Sunday Classic #291, week 3 2020
The story of a family of poor Japanese potters during the 16th century civil war, whose lives are turned udside down by foolish ambition and fatal attraction.
The original title of this classic Japanese fantasy drama roughly translates as Tales of a Pale and Mysterious Moon after the Rain. A very poetic and very “Japanese” title! The title doesn’t really say anything about the plot, but somehow captures the feel of the film better than the short plot-description above. It begins as a realatively straight forward story, but slowly and surely becomes more and more mysterious and concludes in an unforgettable ending. The film helped popularize Japanese cinema in the West, and on can easily see why, as it is captivating enough as a story but also has that special Japanse feel to it. Director Mizoguchi (Snasho the Bailiff, 1954) is one of the most admired directors in film history and it althought the actors are great, much of the film’s qualities are down to him and the sense of the ethereal he manages to create. The film explores themes of family duty and the foolishness of playing with spiritual forces. Highly recommended and a good “beginner” film if you want to get into classic Japanese cinema.

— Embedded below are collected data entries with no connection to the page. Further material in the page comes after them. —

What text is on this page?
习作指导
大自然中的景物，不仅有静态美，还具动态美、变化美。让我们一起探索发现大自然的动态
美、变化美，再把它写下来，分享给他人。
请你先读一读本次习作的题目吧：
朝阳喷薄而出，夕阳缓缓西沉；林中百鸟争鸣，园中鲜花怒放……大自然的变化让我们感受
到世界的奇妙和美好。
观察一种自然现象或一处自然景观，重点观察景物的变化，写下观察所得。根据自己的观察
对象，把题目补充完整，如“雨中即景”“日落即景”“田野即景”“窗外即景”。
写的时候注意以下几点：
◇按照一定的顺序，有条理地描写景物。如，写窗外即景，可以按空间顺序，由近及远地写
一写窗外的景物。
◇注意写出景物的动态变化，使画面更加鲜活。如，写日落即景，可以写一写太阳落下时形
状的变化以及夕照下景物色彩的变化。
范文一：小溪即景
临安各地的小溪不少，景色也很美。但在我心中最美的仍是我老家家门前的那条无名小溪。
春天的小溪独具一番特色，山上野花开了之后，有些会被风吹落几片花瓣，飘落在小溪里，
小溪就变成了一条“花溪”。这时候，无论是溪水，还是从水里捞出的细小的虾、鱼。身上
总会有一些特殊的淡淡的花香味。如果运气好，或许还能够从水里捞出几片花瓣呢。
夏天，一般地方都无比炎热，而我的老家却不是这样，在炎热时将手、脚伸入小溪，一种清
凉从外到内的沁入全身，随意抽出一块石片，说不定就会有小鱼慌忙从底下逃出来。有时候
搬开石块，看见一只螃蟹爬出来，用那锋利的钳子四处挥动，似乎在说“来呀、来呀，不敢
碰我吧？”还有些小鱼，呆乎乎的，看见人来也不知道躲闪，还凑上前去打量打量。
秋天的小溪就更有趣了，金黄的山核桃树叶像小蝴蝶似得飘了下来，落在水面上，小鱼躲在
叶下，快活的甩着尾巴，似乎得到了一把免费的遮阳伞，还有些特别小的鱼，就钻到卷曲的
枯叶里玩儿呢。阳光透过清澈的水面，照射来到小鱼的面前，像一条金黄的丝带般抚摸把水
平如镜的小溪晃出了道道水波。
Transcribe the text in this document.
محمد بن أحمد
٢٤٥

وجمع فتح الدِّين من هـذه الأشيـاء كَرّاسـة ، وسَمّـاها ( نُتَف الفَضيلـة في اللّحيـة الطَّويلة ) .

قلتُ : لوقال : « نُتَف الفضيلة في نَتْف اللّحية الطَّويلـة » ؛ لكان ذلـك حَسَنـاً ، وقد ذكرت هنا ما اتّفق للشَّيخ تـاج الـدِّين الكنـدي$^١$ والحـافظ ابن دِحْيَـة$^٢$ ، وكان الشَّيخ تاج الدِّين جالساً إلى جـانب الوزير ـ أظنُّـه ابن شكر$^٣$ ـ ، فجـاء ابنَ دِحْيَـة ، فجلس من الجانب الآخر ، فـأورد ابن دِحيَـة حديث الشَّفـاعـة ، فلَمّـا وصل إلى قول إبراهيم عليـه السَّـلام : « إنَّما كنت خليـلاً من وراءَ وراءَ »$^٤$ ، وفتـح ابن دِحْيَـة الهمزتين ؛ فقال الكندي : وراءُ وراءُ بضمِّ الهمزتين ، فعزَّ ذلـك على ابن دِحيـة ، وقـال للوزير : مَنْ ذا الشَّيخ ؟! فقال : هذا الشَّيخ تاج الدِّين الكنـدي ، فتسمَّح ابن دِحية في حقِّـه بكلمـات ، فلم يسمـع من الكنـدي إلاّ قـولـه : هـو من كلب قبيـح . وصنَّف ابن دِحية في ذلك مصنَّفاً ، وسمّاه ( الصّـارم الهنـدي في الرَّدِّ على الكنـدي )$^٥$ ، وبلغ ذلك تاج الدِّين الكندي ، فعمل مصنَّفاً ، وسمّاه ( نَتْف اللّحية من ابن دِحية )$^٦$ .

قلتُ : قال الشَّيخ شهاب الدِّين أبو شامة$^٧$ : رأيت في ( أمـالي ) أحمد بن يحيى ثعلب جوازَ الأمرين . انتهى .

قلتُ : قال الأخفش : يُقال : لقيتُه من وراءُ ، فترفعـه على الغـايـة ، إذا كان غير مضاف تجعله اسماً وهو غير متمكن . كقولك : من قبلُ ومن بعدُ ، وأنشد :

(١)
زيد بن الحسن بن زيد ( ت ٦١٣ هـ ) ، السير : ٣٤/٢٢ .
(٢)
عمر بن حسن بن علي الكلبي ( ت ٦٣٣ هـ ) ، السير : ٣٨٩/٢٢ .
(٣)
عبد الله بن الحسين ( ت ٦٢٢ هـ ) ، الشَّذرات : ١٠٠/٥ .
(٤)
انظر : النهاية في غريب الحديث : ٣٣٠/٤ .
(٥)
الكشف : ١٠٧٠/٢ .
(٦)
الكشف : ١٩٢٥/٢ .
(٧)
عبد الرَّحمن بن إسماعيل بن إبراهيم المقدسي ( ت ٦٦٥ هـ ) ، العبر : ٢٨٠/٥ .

NB: The trailer reveals almost the entire plot.
Ugetsu is one of the favourite films of both Martin Scorsese and Andrei Tarkovsky.
The original title roughly translates to Tales of the Moon and Rain but the title is often rendered in translation as the poetical Tales of a Pale and Mysterious Moon After the Rain.
The subplot of Tôbei’s fanatical quest to become a samurai is drawn not drawn from Ueda’s book but from the comic story “How We Got the Legion of Honour” by Guy de Maupassant.